February 4, 2011


James Cameron keeps trying to make the case for 3D but perhaps he should work harder in making the case for quality stories.  As a producer on Alister Grierson’s new 3D film Sanctum, Cameron is essentially putting his name on the picture and giving it his stamp of approval.  That’s a big mistake since the 3D highlights the shortcomings of the film’s visual effects and does nothing to make us care more about the characters and their fight for survival.  At best, the 3D makes the underwater caves of Sanctum slightly more immersive, but I don’t go to movies so I can be somewhat impressed by underwater caves.

At the heart of Sanctum lies an important question that we will all have to face at one point or another: how many people have to die for a son to bond with his father?  The movie centers on Josh (Rhys Wakefield) who is working on his father Frank’s (Richard Roxburgh) expedition into an unexplored cave system.  Footing the bill for the expensive project is Carl (Ioan Gruffudd) although the film doesn’t bother with providing Carl’s financial-incentive.  At best, Carl just wants to pay millions of dollars for his own spelunking adventure (even though Frank is the real adventurer).  Carl visits the site with his irritating girlfriend Victoria (Alice Parkinson) and decides that since she and him have both climbed Everest, this big hole in the ground shouldn’t be a problem.

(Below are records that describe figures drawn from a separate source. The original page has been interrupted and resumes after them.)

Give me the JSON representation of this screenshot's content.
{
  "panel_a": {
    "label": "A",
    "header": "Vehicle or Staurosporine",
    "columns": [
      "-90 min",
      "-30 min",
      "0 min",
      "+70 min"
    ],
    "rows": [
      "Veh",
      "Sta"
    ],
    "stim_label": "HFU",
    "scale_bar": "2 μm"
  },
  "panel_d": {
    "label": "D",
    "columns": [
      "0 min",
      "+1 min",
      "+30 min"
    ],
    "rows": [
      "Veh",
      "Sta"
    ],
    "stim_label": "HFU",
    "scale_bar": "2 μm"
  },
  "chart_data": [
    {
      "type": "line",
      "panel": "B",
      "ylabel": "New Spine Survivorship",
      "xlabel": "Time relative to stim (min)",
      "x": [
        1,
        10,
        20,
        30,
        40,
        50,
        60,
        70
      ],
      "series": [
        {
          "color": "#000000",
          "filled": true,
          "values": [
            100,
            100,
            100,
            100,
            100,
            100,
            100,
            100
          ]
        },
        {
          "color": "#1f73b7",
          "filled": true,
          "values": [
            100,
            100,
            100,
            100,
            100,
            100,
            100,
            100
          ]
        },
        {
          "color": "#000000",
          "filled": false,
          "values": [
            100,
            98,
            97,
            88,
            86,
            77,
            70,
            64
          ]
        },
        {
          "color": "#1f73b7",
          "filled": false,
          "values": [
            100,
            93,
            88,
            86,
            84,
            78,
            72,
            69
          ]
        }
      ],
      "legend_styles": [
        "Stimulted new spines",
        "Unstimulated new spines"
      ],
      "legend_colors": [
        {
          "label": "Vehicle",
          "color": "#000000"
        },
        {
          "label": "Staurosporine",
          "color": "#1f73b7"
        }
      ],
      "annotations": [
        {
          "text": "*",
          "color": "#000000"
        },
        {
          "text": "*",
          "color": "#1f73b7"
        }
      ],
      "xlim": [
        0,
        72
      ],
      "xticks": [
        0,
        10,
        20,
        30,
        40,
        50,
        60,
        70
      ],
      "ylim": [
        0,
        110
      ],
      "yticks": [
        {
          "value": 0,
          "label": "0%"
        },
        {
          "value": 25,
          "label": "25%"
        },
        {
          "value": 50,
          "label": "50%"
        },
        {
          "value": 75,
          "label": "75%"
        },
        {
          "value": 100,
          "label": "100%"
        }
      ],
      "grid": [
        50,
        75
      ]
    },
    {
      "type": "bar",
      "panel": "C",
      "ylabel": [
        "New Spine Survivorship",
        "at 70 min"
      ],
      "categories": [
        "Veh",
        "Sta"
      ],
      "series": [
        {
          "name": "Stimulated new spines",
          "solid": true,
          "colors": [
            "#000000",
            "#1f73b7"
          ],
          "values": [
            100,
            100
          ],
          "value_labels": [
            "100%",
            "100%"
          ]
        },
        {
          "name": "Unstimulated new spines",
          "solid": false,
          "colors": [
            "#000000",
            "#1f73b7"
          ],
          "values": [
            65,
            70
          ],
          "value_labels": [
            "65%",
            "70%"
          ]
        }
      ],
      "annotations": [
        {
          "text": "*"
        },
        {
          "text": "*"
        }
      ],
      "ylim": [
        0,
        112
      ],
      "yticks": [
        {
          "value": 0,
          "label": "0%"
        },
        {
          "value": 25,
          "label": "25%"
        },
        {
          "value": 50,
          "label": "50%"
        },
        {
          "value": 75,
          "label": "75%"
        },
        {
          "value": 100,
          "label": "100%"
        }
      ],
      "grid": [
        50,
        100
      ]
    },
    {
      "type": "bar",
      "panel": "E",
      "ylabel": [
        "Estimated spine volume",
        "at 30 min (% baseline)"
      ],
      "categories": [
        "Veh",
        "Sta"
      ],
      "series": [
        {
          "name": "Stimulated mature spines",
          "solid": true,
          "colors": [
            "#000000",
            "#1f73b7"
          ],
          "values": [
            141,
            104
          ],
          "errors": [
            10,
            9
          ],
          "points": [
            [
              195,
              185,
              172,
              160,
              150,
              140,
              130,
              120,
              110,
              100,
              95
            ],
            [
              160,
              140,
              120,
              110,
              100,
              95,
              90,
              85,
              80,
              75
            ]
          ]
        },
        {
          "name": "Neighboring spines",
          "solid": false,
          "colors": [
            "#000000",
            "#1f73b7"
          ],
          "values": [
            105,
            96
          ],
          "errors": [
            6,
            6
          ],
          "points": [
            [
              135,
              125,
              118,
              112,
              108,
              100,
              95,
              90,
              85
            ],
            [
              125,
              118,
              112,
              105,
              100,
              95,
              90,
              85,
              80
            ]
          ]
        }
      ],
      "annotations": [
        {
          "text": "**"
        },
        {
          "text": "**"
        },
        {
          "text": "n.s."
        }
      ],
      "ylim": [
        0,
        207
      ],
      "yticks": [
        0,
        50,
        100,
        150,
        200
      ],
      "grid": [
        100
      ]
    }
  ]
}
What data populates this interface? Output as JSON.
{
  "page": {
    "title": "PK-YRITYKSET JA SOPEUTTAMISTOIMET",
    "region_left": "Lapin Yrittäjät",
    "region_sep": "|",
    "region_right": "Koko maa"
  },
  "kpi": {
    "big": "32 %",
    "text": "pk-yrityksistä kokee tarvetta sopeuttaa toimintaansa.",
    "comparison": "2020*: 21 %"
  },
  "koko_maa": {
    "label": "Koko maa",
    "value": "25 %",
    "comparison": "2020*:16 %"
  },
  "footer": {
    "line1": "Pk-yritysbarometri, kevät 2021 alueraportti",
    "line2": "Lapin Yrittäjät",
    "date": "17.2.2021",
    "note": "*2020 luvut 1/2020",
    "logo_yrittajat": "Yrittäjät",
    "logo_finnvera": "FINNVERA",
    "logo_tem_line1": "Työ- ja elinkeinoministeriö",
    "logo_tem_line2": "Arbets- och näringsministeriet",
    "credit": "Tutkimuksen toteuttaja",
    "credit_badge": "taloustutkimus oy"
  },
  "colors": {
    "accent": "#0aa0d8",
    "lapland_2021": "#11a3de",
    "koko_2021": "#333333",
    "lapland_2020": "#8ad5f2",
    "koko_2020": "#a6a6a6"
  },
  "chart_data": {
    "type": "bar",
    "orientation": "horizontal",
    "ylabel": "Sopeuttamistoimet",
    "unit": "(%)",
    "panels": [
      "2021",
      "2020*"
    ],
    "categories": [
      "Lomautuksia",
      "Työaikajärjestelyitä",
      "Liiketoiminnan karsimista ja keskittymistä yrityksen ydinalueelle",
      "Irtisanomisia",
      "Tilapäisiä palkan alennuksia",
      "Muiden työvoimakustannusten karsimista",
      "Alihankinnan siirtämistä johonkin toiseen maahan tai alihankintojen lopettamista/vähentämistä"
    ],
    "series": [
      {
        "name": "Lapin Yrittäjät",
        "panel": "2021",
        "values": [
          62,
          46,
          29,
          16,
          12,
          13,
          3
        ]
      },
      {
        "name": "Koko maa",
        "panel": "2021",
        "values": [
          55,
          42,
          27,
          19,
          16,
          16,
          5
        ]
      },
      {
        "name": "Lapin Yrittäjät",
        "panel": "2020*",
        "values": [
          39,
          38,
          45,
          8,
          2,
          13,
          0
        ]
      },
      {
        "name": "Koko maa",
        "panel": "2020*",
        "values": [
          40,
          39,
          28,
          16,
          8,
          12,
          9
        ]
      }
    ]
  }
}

And then a storm hits and Josh, Frank, Carl, Victoria, and Frank’s assistant George (Dan Wyllie) become trapped.  There’s also a non-white character but he gets knocked off with disturbing speed.  Actually, half of his face gets knocked away, he breaks every bone in his body, and then Frank decides to end the guy’s suffering through a charming practice I have chosen to dub “mercy-drowning.”  While it’s established that the cavers have knives, Frank thinks drowning is the kinder way to end this poor man’s suffering.

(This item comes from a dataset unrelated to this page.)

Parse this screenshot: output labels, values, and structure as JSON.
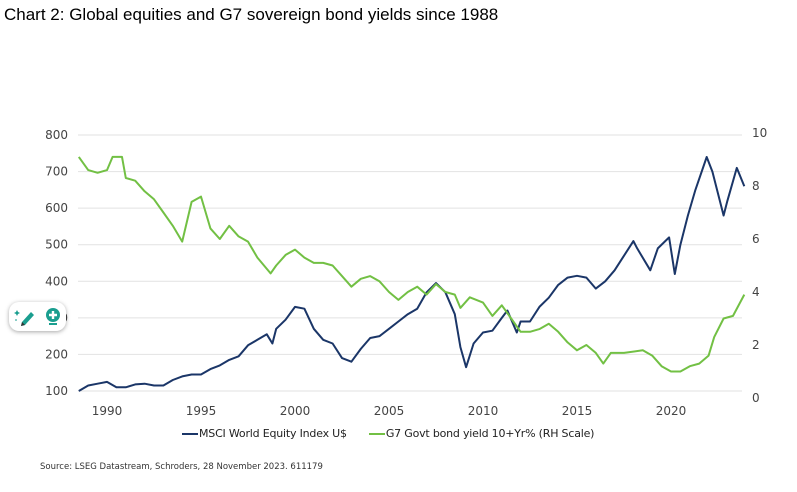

So we have an entitled rich ass-hole (can’t have a James Cameron movie without one of those), his shrill girlfriend, and a guy who not only drowns people as a way to end their suffering, but Frank also blames Josh when another diver drowns earlier in the film because Josh forgot to bring back-up air-tanks.  The film wants us to want these people to survive.

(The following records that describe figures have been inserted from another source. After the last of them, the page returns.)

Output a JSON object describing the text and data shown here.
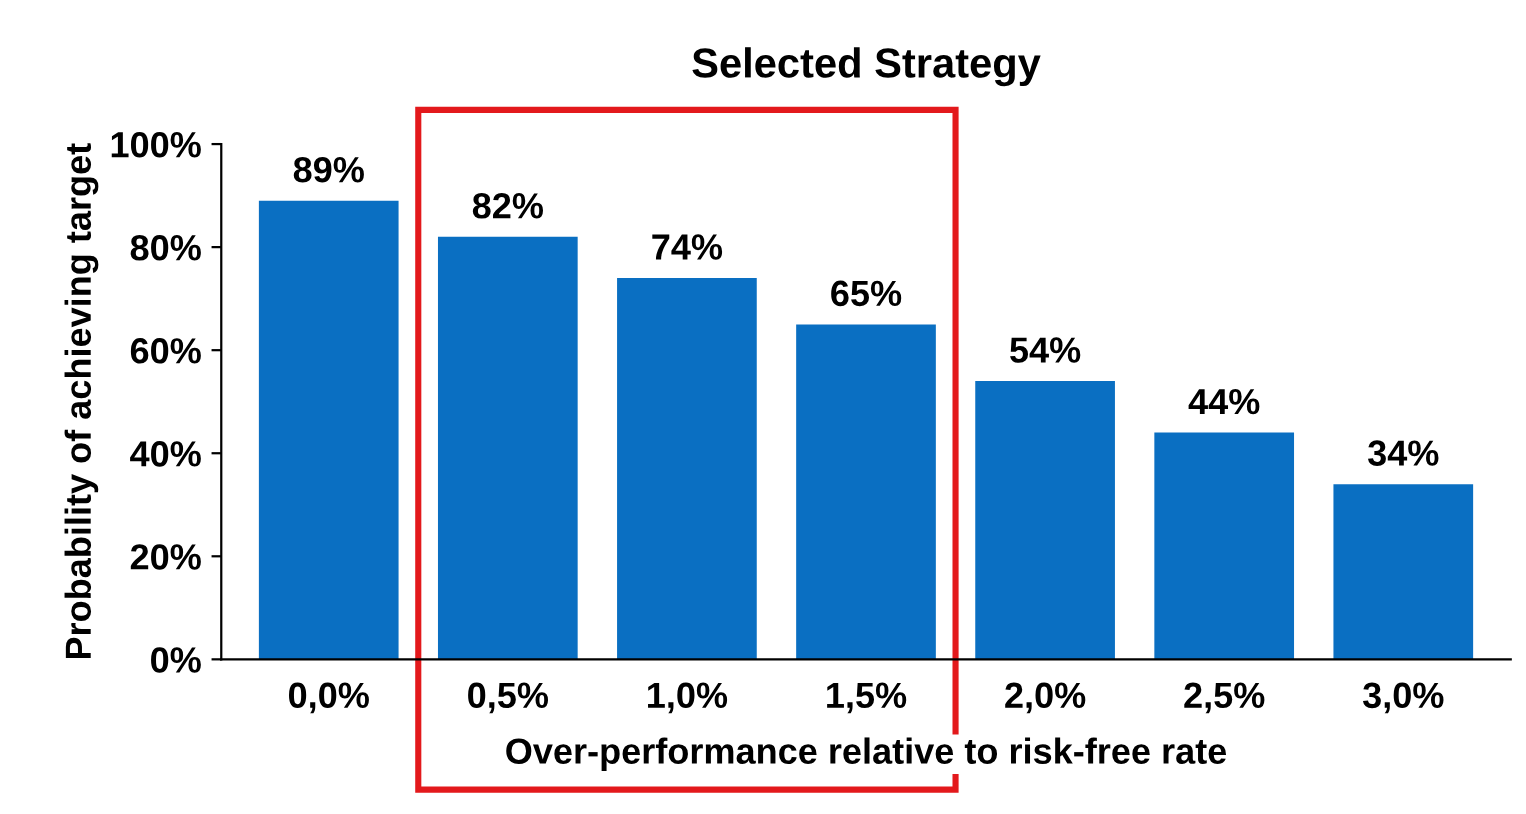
{
  "chart_data": {
    "type": "bar",
    "title": "Selected Strategy",
    "xlabel": "Over-performance relative to risk-free rate",
    "ylabel": "Probability of achieving target",
    "categories": [
      "0,0%",
      "0,5%",
      "1,0%",
      "1,5%",
      "2,0%",
      "2,5%",
      "3,0%"
    ],
    "values": [
      89,
      82,
      74,
      65,
      54,
      44,
      34
    ],
    "value_labels": [
      "89%",
      "82%",
      "74%",
      "65%",
      "54%",
      "44%",
      "34%"
    ],
    "color": "#0a6fc2",
    "ylim": [
      0,
      100
    ],
    "yticks": [
      {
        "value": 0,
        "label": "0%"
      },
      {
        "value": 20,
        "label": "20%"
      },
      {
        "value": 40,
        "label": "40%"
      },
      {
        "value": 60,
        "label": "60%"
      },
      {
        "value": 80,
        "label": "80%"
      },
      {
        "value": 100,
        "label": "100%"
      }
    ],
    "grid": false
  }
}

While Cameron may be enamored of his 3D technology, he and Grierson should have realized that if you want us to root for people to survive, make them likable.  Instead, when the cave begins to flood and since Victoria doesn’t have a wetsuit, Frank suggests she takes the suit of a dead female diver.  Victoria shrieks, “I am not wearing the suit of a dead-woman!” as if Frank asked her to wear the dead diver’s skin.  So now we’re not wondering if Victoria is going to make it.  We’re hoping that she doesn’t.  It doesn’t help that Gruffudd forgot how to act and talk in an American accent or that Roxburgh decides to growl all of his lines.

But as long as the 3D works, then at least it’s a fun visual spectacle, right?  It could’ve been, but Sanctum‘s 3D only serves to show that this movie’s low visual effects budget. The opening scenes inside the cave look wretched as the 3D highlights the distance between the foreground and the green screen behind the actors.  There’s an ugly attempt to connect the two with light bouncing off the water, but that just makes the problem worse.  When Sanctum finally moves underwater and into cramped spaces, the 3D starts to click, but by then you no longer care because you’re not invested in the whiny characters and their struggle to survive.

James Cameron can champion 3D all he wants and in theory, Sanctum isn’t a bad film to get the 3D treatment.  One of the major criticisms of 3D is how it makes everything look dim, but that works in Sanctum because the story dictates the limited amount of light available to the characters.  It also makes sense to use 3D’s infinite depth of field for a movie about characters moving through various underwater depths.  Unfortunately, the eagle-eye of 3D also picks up on the movie’s shoddy visual effects and even when it moves past the poor green screen work, we don’t really care if these losers make it back to the surface.  Sanctum may have an added visual dimension, but the story and characters are painfully flat.